Acórdão nº 01843/08.2BELSB de Supremo Tribunal Administrativo (Portugal), 22 de Setembro de 2022

Magistrado ResponsávelMARIA DO CÉU NEVES
Data da Resolução22 de Setembro de 2022
EmissorSupremo Tribunal Administrativo (Portugal)

ACORDAM NA SECÇÃO DE CONTENCIOSO ADMINISTRATIVO DO SUPREMO TRIBUNAL ADMINISTRATIVO 1. RELATÓRIO A………….
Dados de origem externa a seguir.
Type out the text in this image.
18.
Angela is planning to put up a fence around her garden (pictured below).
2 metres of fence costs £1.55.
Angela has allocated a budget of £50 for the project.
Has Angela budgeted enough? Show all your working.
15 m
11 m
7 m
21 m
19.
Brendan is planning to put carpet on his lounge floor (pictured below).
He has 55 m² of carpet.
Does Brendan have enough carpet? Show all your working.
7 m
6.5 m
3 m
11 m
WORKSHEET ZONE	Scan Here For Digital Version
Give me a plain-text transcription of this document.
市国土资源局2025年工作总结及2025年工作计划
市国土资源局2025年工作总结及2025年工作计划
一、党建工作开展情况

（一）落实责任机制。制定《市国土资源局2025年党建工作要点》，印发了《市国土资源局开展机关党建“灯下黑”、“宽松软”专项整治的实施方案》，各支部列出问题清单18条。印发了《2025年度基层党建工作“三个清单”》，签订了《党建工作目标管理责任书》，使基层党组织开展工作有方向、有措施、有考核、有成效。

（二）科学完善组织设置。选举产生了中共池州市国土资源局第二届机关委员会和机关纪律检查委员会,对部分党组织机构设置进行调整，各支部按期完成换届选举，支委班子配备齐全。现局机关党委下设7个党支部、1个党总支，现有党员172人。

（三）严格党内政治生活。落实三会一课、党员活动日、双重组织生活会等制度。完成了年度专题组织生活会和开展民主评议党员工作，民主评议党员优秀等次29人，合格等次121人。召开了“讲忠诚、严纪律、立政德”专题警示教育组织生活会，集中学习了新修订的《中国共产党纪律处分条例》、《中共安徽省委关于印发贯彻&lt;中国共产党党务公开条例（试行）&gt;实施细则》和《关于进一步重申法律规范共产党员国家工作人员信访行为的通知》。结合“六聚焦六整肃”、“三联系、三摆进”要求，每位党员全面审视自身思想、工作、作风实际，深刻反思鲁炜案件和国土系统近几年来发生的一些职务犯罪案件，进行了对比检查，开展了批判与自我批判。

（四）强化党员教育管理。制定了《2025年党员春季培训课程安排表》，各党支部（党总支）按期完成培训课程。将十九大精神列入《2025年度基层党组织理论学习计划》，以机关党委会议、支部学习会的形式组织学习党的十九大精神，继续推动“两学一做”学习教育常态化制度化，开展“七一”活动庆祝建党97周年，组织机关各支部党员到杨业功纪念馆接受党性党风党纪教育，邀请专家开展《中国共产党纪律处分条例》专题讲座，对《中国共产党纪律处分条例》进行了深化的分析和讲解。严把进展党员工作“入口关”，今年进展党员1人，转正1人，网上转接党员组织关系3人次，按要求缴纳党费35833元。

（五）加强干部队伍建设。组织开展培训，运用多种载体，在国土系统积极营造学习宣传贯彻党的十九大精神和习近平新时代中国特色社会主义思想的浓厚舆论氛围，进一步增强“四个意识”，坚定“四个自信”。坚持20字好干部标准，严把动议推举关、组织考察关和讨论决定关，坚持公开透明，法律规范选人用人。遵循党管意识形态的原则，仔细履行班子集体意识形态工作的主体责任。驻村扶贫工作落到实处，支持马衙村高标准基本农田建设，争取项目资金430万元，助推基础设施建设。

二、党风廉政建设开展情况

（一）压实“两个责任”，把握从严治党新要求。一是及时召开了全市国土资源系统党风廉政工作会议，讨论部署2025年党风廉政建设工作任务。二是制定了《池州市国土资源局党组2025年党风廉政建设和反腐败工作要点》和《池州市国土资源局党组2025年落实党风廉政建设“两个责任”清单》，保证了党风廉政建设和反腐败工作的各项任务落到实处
, devidamente identificada nos autos, intentou, no Tribunal Administrativo de Círculo de Lisboa (TAC), contra o CENTRO HOSPITALAR DE LISBOA OCIDENTAL, EPE, acção administrativa comum, sob a forma ordinária pedindo: “a condenação do R. no pagamento de indemnização por danos patrimoniais e não patrimoniais causados por deficiente prestação de cuidados de saúde ao seu marido, na consulta externa de urgência no Hospital de S. Francisco Xavier do dia 14.08.2000 e nos cuidados prestados pelo Hospital Egas Moniz.

”*Por decisão do TAC de Lisboa, de 04 de Junho de 2021, foi decidido julgar a presente acção administrativa comum totalmente improcedente, absolvendo o R. do pedido.

*A Autora apelou para o TCA Sul da sentença proferida pelo TAC de Lisboa e este, por acórdão proferido a 18 de Novembro de 2021, negou provimento ao recurso, confirmando a decisão recorrida, embora com fundamentação não inteiramente coincidente.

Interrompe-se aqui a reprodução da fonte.